Viviamo di corsa, sempre con mille pensieri e mille preoccupazioni in testa. Viviamo bombardati di notizie, ogni giorno. Facciamo mille parole e ne ascoltiamo altrettante. E nei momenti di relax guardiamo la tele e subiamo tutte le sue parole. Quante parole, quante notizie, quante informazioni, quanti pensieri, quante preoccupazioni... Ogni giorno. E così ci troviamo lacerati: scelte da fare, dubbi, domande. Ci troviamo angosciati: notizie tragiche, paure, scadenze che incombono. Ci troviamo sballottati: pensieri che si accavallano, opinioni contrapposte che ci arrivano, imprevisti che ci assalgono. E diventa difficile vivere nella pace.  Il poeta portoghese colpisce nel segno: “Siamo analfabeti del silenzio ed è questo uno dei motivi per cui non sappiamo vivere nella pace”. Il silenzio è fondamentale per crescere dentro e poter stare in piedi anche nelle burrasche. Il silenzio è fondamentale per reggere. Non il silenzio vuoto di chi non sa cosa dire, non il silenzio vuoto di chi non ha interessi, non il silenzio vuoto di chi fa il muso, non il silenzio vuoto di chi è indifferente alla vita. Ma il silenzio pieno di chi sa stare con se stesso lasciando venir fuori la domanda fondamentale: “Chi sei veramente?”. Il silenzio di chi sa fermarsi ogni tanto di fronte alle domande intense della vita: “Dove stai andando?”, “Per cosa stai lottando?”, “Per chi stai lottando?”, “Che cosa vuoi veramente?”, “Chi e che cosa ami veramente?”, “Quale sogno porti in cuore?”… Il silenzio di chi sta stupirsi, di chi sa stare in silenzio ammirando un tramonto o gustando un abbraccio. Il silenzio di chi sa ascoltare i saggi, leggendo un libro con attenzione, con umiltà, con curiosità. Il silenzio della preghiera, di chi non riempie di parole le orecchie di Dio, ma sta con pazienza zitto alla sua presenza. Ecco questi silenzi generano vita in noi, generano spessore, alimentano la fiducia. Sono come le buoni radici di un albero: esse lo alimentano e lo tengono saldo in piedi: anche nella tormenta quell’albero reggerà.

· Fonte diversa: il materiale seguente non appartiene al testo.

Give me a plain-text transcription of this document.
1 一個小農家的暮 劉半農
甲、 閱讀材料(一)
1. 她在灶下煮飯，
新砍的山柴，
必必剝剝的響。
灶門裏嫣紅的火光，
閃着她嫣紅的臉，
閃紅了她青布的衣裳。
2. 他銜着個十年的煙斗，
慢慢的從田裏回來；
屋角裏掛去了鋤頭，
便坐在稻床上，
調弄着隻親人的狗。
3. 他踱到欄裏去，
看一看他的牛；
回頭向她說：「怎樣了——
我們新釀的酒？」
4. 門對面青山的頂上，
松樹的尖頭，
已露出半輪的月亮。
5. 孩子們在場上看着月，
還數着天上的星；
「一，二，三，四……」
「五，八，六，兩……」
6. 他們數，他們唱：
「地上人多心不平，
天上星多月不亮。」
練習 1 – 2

Siamo in estate. Il ritmo della vita rallenta un po’, almeno in alcuni giorni. Regaliamoci qualche spazio di silenzio. In casa con un libro, in una chiesetta per un po’ di preghiera, in un prato per un po’ di stupore… questi silenzi ci rigenerano. Non basta riposarsi. Occorre rimotivarsi, ritrovarsi, rinascere.
Buona estate.
PS: Carissimi amici chiudiamo qui questa rubrica. Ci rivedremo a settembre. Buon cammino.